Why is this important? Because those with diverse, friend, and congregant networks are most likely to be happy. The bottom line seems to be that individuals who have a wider range of social ties and more frequent interaction with the people in their networks are better off, independent of other differences such as income or physical health.
Social participation is important too. This means that it’s not just the connections and the frequency of contact that we have with people that matter. It’s also important to regularly get out of the house and do things with family and friends, participate in activities at church, or take part in sports, volunteering, or educational activities.
And yet, for a variety of reasons, we tend to participate less in these types of activities with age. Not surprisingly health limitations are at the top of the list as well as personal and family responsibilities. Others include not wanting to go alone, cost, a lack of activities in the area, the times activities are scheduled, and transportation. These seem like they might be things we can address.
Of course, it’s important to not take a cookie cutter approach to fostering social connections. What counts as large and frequent varies and loneliness and social isolation are not interchangeable. One person may be isolated, but not feel lonely, while another may feel lonely no matter how many people they have contact with. The nature of contact is important too. Some people may need emotional support and companionship. Others may need more instrumental support like transportation or help with chores. Some may need both.
Whether you are an informal caregiver or a professional service provider, taking into account the needs and wishes of the individual is key.

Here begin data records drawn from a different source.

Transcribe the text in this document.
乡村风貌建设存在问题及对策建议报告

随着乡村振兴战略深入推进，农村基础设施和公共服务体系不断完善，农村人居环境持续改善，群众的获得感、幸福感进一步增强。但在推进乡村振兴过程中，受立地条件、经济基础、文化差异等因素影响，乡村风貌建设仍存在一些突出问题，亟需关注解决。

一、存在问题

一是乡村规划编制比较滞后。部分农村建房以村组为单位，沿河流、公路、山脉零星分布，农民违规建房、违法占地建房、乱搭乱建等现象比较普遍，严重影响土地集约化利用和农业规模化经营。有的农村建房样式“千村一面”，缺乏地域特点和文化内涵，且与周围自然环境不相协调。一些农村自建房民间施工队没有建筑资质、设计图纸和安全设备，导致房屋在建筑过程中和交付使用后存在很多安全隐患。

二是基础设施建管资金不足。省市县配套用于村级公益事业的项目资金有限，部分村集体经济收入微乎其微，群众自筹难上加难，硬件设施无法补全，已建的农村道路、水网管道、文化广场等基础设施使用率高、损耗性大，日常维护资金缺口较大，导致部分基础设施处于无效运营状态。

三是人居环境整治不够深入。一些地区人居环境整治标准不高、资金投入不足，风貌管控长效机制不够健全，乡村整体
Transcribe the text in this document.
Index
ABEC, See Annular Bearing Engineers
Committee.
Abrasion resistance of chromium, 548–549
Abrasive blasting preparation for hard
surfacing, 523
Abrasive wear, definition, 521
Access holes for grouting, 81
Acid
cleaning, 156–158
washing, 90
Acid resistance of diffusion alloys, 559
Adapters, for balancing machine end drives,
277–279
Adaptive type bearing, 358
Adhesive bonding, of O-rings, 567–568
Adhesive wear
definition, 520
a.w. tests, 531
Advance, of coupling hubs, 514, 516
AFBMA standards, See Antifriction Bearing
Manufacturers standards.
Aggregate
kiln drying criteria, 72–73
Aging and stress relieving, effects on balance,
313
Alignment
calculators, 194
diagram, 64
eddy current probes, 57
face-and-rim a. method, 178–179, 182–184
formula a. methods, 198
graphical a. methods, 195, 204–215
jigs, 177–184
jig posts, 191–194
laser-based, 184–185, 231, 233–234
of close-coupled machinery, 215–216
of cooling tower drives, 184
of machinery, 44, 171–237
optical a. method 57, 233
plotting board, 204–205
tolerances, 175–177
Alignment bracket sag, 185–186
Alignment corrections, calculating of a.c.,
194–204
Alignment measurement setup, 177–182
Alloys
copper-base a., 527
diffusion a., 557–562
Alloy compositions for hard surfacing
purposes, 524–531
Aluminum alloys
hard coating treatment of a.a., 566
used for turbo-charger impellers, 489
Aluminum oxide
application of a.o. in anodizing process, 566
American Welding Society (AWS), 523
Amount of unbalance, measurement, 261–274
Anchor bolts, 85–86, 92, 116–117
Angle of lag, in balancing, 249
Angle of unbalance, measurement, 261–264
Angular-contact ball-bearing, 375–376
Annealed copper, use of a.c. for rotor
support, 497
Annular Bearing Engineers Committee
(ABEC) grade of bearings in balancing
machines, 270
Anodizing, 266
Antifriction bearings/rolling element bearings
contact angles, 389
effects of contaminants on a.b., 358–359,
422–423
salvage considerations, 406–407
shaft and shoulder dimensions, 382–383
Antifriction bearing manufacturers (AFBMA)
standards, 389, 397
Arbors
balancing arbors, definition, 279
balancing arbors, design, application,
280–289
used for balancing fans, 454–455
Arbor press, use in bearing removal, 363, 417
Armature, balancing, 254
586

Some strategies to effectively build social connections include:
- Offering a wide range of group activities (rather than one-on-one interactions);
- Making activities long-term (rather than one-shot events) so participants get to know each other better over time;
- Tailoring activities to a particular group of older adults (e.g., of a similar level of physical health);
- Involving participants in the planning and implementation; and
- Finding ways to address some of the more practical barriers such as cost, transportation, and scheduling.
There’s no magic formula, but paying attention to the social connections (or lack of connections) to our loved ones and communicating with them about their needs and wishes will go a long way.